Tierschutz#
Protection of animals: Under Austrian law animals are seen as property and the infliction of damage and the killing of an animal without the consent of the owner is damage to property. However, several provincial laws pay due regard to animals as living beings and forbid cruelty to animals, exploitation and maltreatment and threaten offenders with administrative penal proceedings; humane slaughtering is legally provided for. In 1992 Austria signed the European Convention for the Protection of Animals Kept for Farming Purposes, which aims at introducing minimum standards for keeping farm animals (especially in confinement-type husbandry) and which makes binding provisions for the proper treatment and keeping of all animals (species-appropriate animal husbandry). Implementation is within the remit of the individual provinces.
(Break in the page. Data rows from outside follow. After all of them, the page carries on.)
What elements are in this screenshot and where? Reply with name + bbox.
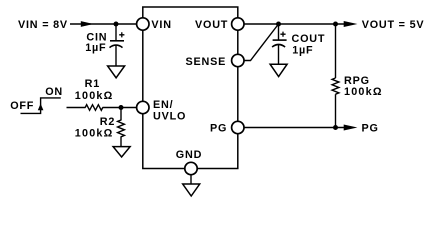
wire R2 to ground xyxy=(120,136,122,146)
wire GND stem xyxy=(190,175,192,184)
wire CIN stem xyxy=(115,24,117,41)
svg-text:OFF: OFF xyxy=(10,100,34,112)
svg-text:VOUT = 5V: VOUT = 5V xyxy=(362,19,425,31)
ground (GND pin) xyxy=(183,184,200,196)
wire COUT to ground xyxy=(278,44,280,64)
svg-text:ON: ON xyxy=(45,86,63,98)
arrow rising edge xyxy=(38,104,44,111)
svg-text:100kΩ: 100kΩ xyxy=(75,90,114,102)
wire VIN input rail xyxy=(70,23,136,25)
svg-text:1µF: 1µF xyxy=(292,44,313,56)
pin SENSE xyxy=(232,54,244,66)
svg-text:SENSE: SENSE xyxy=(186,56,227,68)
pin GND xyxy=(185,162,197,174)
arrow PG output xyxy=(344,125,358,131)
node PG junction xyxy=(333,125,338,130)
svg-text:R1: R1 xyxy=(85,78,100,90)
wire CIN to ground xyxy=(115,45,117,66)
node COUT junction xyxy=(276,22,281,27)
pin VIN xyxy=(137,18,149,30)
svg-text:100kΩ: 100kΩ xyxy=(344,86,383,98)
svg-text:UVLO: UVLO xyxy=(153,111,186,123)
pin EN/UVLO xyxy=(137,101,149,113)
svg-text:PG: PG xyxy=(210,123,227,135)
svg-text:100kΩ: 100kΩ xyxy=(75,128,114,140)
resistor RPG xyxy=(332,78,339,94)
switch waveform OFF/ON xyxy=(21,98,61,114)
wire R1 to EN pin xyxy=(103,107,137,109)
wire VOUT output rail xyxy=(244,23,345,25)
node RPG top junction xyxy=(333,22,338,27)
svg-text:R2: R2 xyxy=(100,116,115,128)
IC body U1 xyxy=(143,7,238,169)
capacitor CIN xyxy=(110,32,125,47)
capacitor COUT xyxy=(272,32,287,47)
svg-text:VIN = 8V: VIN = 8V xyxy=(18,19,68,31)
svg-text:COUT: COUT xyxy=(292,33,326,45)
ground (R2) xyxy=(113,147,130,157)
pin PG xyxy=(232,121,244,133)
svg-text:EN/: EN/ xyxy=(153,99,173,111)
wire PG rail xyxy=(244,127,345,129)
pin VOUT xyxy=(232,18,244,30)
svg-text:GND: GND xyxy=(176,149,202,161)
svg-text:VOUT: VOUT xyxy=(195,19,228,31)
wire R2 upper xyxy=(120,108,122,121)
resistor R2 xyxy=(118,120,125,137)
svg-text:1µF: 1µF xyxy=(85,42,106,54)
wire SENSE to COUT node xyxy=(244,24,279,61)
svg-text:VIN: VIN xyxy=(151,19,171,31)
arrow VOUT output xyxy=(344,21,358,27)
svg-text:PG: PG xyxy=(362,123,379,135)
node R1/R2 junction xyxy=(119,105,124,110)
wire RPG lower xyxy=(335,94,337,127)
resistor R1 xyxy=(85,105,103,111)
ground (CIN) xyxy=(108,66,125,78)
wire COUT stem xyxy=(278,24,280,40)
node CIN junction xyxy=(114,22,119,27)
wire RPG upper xyxy=(335,24,337,78)
wire EN input xyxy=(67,107,86,109)
arrow input flow xyxy=(81,21,94,27)
ground (COUT) xyxy=(270,64,287,76)
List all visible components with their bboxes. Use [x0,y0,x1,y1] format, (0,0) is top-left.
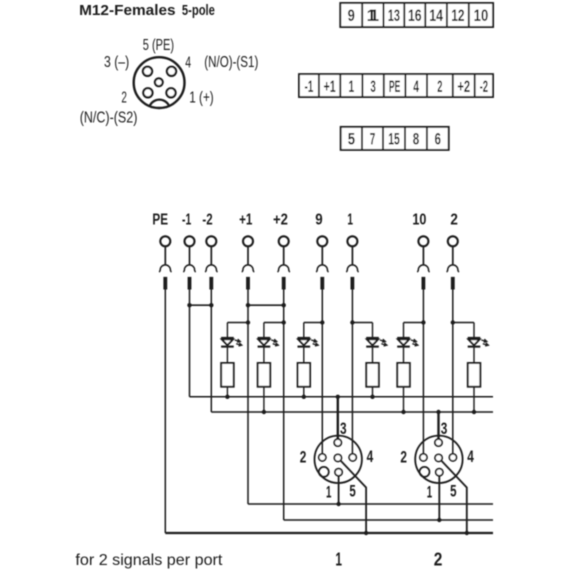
svg-text:2: 2 [300,448,307,466]
svg-text:2: 2 [400,448,407,466]
svg-text:+1: +1 [324,77,336,96]
svg-text:4: 4 [467,448,474,466]
svg-text:5-pole: 5-pole [182,3,215,19]
svg-text:16: 16 [408,6,422,25]
svg-text:12: 12 [451,6,464,25]
svg-text:3: 3 [370,77,376,96]
svg-text:1: 1 [347,212,353,229]
svg-text:15: 15 [388,130,400,149]
svg-text:for 2 signals per port: for 2 signals per port [75,552,223,569]
svg-text:5: 5 [349,483,355,501]
svg-text:M12-Females: M12-Females [79,3,176,19]
svg-text:14: 14 [429,6,443,25]
svg-text:3 (–): 3 (–) [104,54,129,71]
svg-text:9: 9 [315,212,322,229]
svg-text:2: 2 [437,77,442,96]
svg-text:8: 8 [413,130,420,149]
svg-text:PE: PE [389,77,401,96]
svg-text:+2: +2 [457,77,470,96]
svg-text:5: 5 [348,130,355,149]
svg-text:-2: -2 [480,77,489,96]
svg-text:1: 1 [326,483,331,501]
svg-text:-2: -2 [202,212,212,229]
svg-text:7: 7 [370,130,376,149]
svg-text:1: 1 [427,483,432,501]
svg-text:(N/C)-(S2): (N/C)-(S2) [80,109,138,126]
svg-text:4: 4 [367,448,374,466]
svg-text:1: 1 [335,550,342,570]
svg-text:1 (+): 1 (+) [189,89,213,106]
svg-text:2: 2 [434,550,443,570]
svg-text:+2: +2 [273,212,288,229]
svg-text:PE: PE [152,212,168,229]
svg-text:3: 3 [441,420,448,438]
svg-text:6: 6 [435,130,442,149]
svg-text:2: 2 [450,212,458,229]
svg-text:2: 2 [121,90,127,107]
svg-text:5: 5 [450,483,456,501]
svg-text:4: 4 [413,77,419,96]
svg-text:-1: -1 [304,77,313,96]
svg-text:10: 10 [474,6,489,25]
svg-text:4: 4 [185,55,191,72]
svg-text:11: 11 [367,6,380,25]
svg-text:+1: +1 [239,212,252,229]
svg-text:3: 3 [340,420,347,438]
svg-text:13: 13 [388,6,400,25]
svg-text:-1: -1 [182,212,191,229]
svg-text:1: 1 [349,77,355,96]
svg-text:9: 9 [348,6,355,25]
svg-text:(N/O)-(S1): (N/O)-(S1) [204,54,258,71]
svg-text:10: 10 [412,212,426,229]
svg-text:5 (PE): 5 (PE) [143,37,174,54]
Hunting and fishing fall within the jurisdiction of the provinces,
which not only determine the amount of fish and game to be caught and
hunted but also the methods of fishing and hunting and also the
duration of the close season. Regulations concerning hunting and
poaching, which contained certain provisions for the protection of
animals, were first issued in the 18th and 19th
centuries. The first law on the protection of birds was passed in
Styria in 1868 (a similar law had been passed in Galicia as early as
1854), other Austrian provinces followed later (Lower Austria in
1889). The legal protection of individual species began after 1918 and
has been embodied in the various laws on nature conservation.
Protected animals in Austria are: all bats indigenous to Austria and
most birds of prey, amphibians and reptiles.